José Miguel Páez, an indigenous person from Guachara, considers the deficiencies in the electricity and water services in this area of Bajo Apure to be serious problems for the indigenous communities.

“Power goes out all the time, it then lasts two to four hours. Sometimes we spend a night or the whole day without electricity, sometimes we spend two to three days without power. The person in charge of turning on the (water) pump does it very late, from 9:00 to 10:00 in the morning. They should do it at 5:00 in the morning, because there are people who work in the schools,” Páez told lapatilla.com.

Regarding the provision of water service, the indigenous residents of Guachara, when consulted in their homes, stated that they can go more than a day without water.

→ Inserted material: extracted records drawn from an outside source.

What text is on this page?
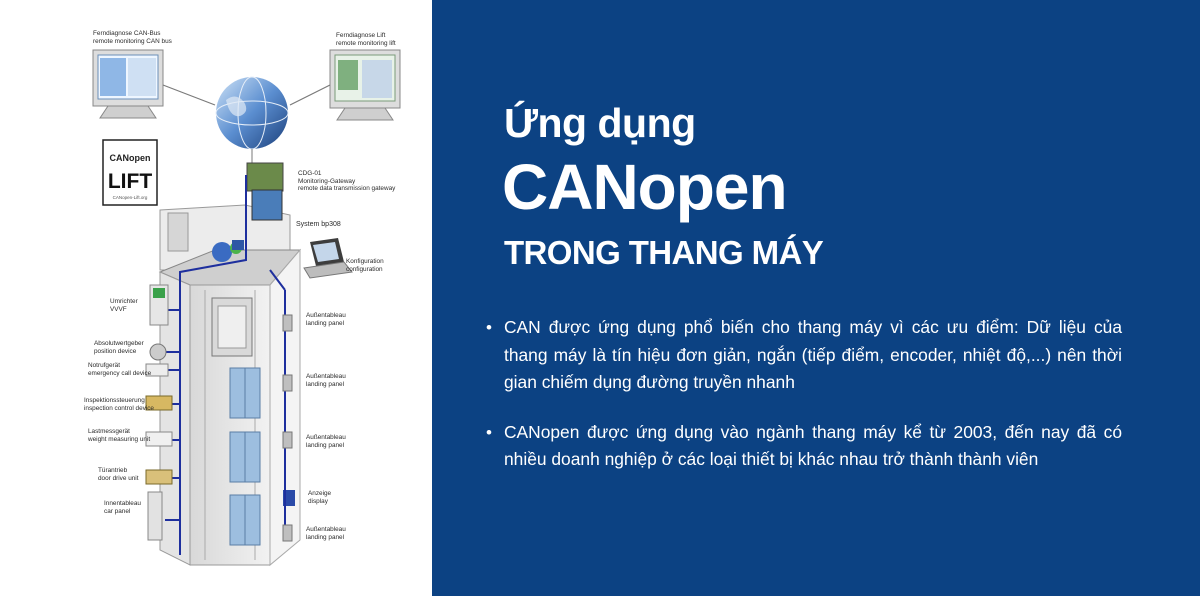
CANopen
LIFT
CANopen-Lift.org
Ferndiagnose CAN-Bus
remote monitoring CAN bus
Ferndiagnose Lift
remote monitoring lift
CDG-01
Monitoring-Gateway
remote data transmission gateway
System bp308
Konfiguration
configuration
Umrichter
VVVF
Absolutwertgeber
position device
Notrufgerät
emergency call device
Inspektionssteuerung
inspection control device
Lastmessgerät
weight measuring unit
Türantrieb
door drive unit
Innentableau
car panel
Außentableau
landing panel
Außentableau
landing panel
Außentableau
landing panel
Anzeige
display
Außentableau
landing panel
Ứng dụng
CANopen
TRONG THANG MÁY
• CAN được ứng dụng phổ biến cho thang máy vì các ưu điểm: Dữ liệu của thang máy là tín hiệu đơn giản, ngắn (tiếp điểm, encoder, nhiệt độ,...) nên thời gian chiếm dụng đường truyền nhanh
• CANopen được ứng dụng vào ngành thang máy kể từ 2003, đến nay đã có nhiều doanh nghiệp ở các loại thiết bị khác nhau trở thành thành viên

“When I worked in the dining room, there was no shortage of water, now there is. The water tank is located in a low area and the homes are in a high area. People who have a dynamo leave others without water,” Páez said worriedly.

Oblivion

 

Indigenous communities of Bajo Apure, survive between the harassment of irregular groups and the oblivion of Chavismo

 

Carlos Díaz, a resident of the community of Palmarito, where almost 2,000 indigenous people currently live, reports problems of all kinds. “The food arrives every three months, the road is useless, the homes are at ‘half-mast’, no one from the Government shows up there, no one visits anyone, they have forgotten us. We live off of fish in the river, we are barely surviving,” he noted.

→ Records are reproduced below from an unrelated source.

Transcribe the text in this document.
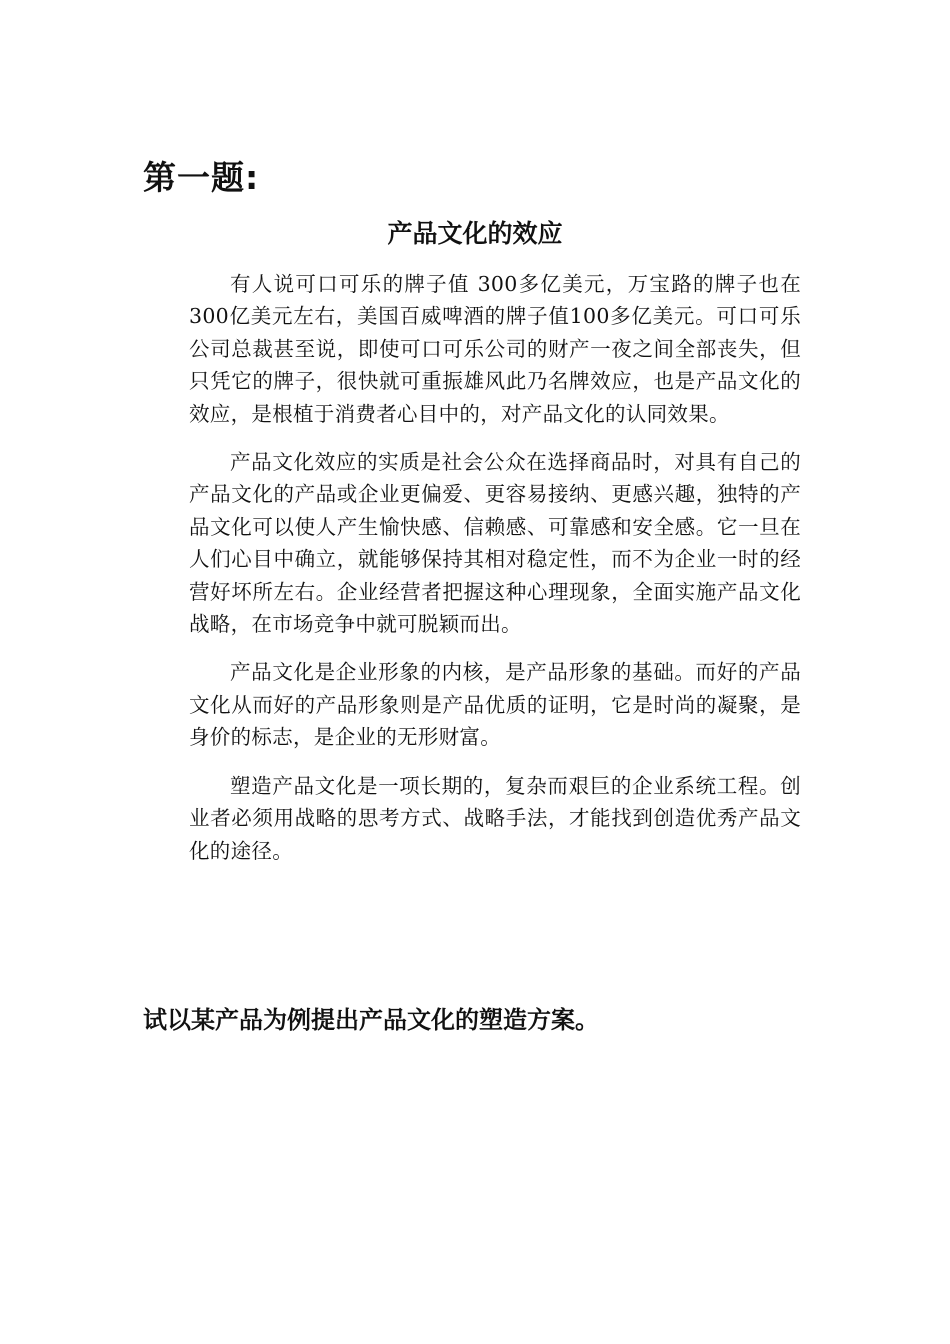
第一题:
产品文化的效应

有人说可口可乐的牌子值 300多亿美元，万宝路的牌子也在300亿美元左右，美国百威啤酒的牌子值100多亿美元。可口可乐公司总裁甚至说，即使可口可乐公司的财产一夜之间全部丧失，但只凭它的牌子，很快就可重振雄风此乃名牌效应，也是产品文化的效应，是根植于消费者心目中的，对产品文化的认同效果。

产品文化效应的实质是社会公众在选择商品时，对具有自己的产品文化的产品或企业更偏爱、更容易接纳、更感兴趣，独特的产品文化可以使人产生愉快感、信赖感、可靠感和安全感。它一旦在人们心目中确立，就能够保持其相对稳定性，而不为企业一时的经营好坏所左右。企业经营者把握这种心理现象，全面实施产品文化战略，在市场竞争中就可脱颖而出。

产品文化是企业形象的内核，是产品形象的基础。而好的产品文化从而好的产品形象则是产品优质的证明，它是时尚的凝聚，是身价的标志，是企业的无形财富。

塑造产品文化是一项长期的，复杂而艰巨的企业系统工程。创业者必须用战略的思考方式、战略手法，才能找到创造优秀产品文化的途径。

试以某产品为例提出产品文化的塑造方案。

Díaz emphasizes that the Guachara outpatient clinic “is useless” because it does not have sufficient medical supplies to attend to emergency cases. “There are no nurses, there is nothing, they left us like the ‘guayabera de veguero’ (saw that means ‘outside’, forgoten, excluded),” said Díaz.

The healthcare days sponsored by the authorities are carried out every two or five months due to the remoteness and complicated access to reach these territories of indigenous peoples. Only in some emergency cases, patients are transferred to the Pablo Acosta Ortiz Hospital (HPAO, in Achaguas) .

An indigenous woman from Fruta de Burro, Achaguas Parish, who asked to keep her name confidential for fear of reprisals, complains about the difficult access to this indigenous community, especially during the ‘winter’ (rainy season), because the road is “unusable and filled with water”.

She demands that the authorities repair the roads before the arrival of the rainy season. She also affirms that the water service in Fruta de Burro is poor. “It arrives in dribs and drabs,” she said despite the fear in the area of offering information on the subject.

Official figures

According to a census carried out from August to November 2023, around 22,316 indigenous people live in Apure State, grouped into 5,373 families of the Cuiva, Pumé, Jivi and Eñepa ethnic groups.

During the first quarter of last year, around 86 indigenous people were treated at the Pablo Acosta Ortiz Hospital and three deaths were reported. In the first week of January 2024, nine indigenous births were registered, highlighted Euclides Rodríguez, Sole Authority for Indigenous Peoples in a radio program.

Despite this difficult situation, the Government plans to carry out a strategic plan in the: social area, infrastructure, agricultural and livestock production in the mission bases in favor of the indigenous communities, located in the Biruaca-Achaguas axis. The plan would be executed between August 2023 and 2028.

They plan to incorporate 176 indigenous communities with a greater presence in the Pedro Camejo, Achaguas and Rómulo Gallegos municipalities (cuiva, jivi and pumé). Out of this total, 22 communities are settled in the Achaguas Municipality, where there is sandy loam soil inadequate for significant corn production, but is conducive to diverse livestock production, in order to promote independence within the native communities.

In Guachara, criminal gangs dedicated to theft and cattle rustling have proliferated, and are allied with armed groups that trade the meat in different areas of Bajo Apure, stated the indigenous people consulted for this journalistic work.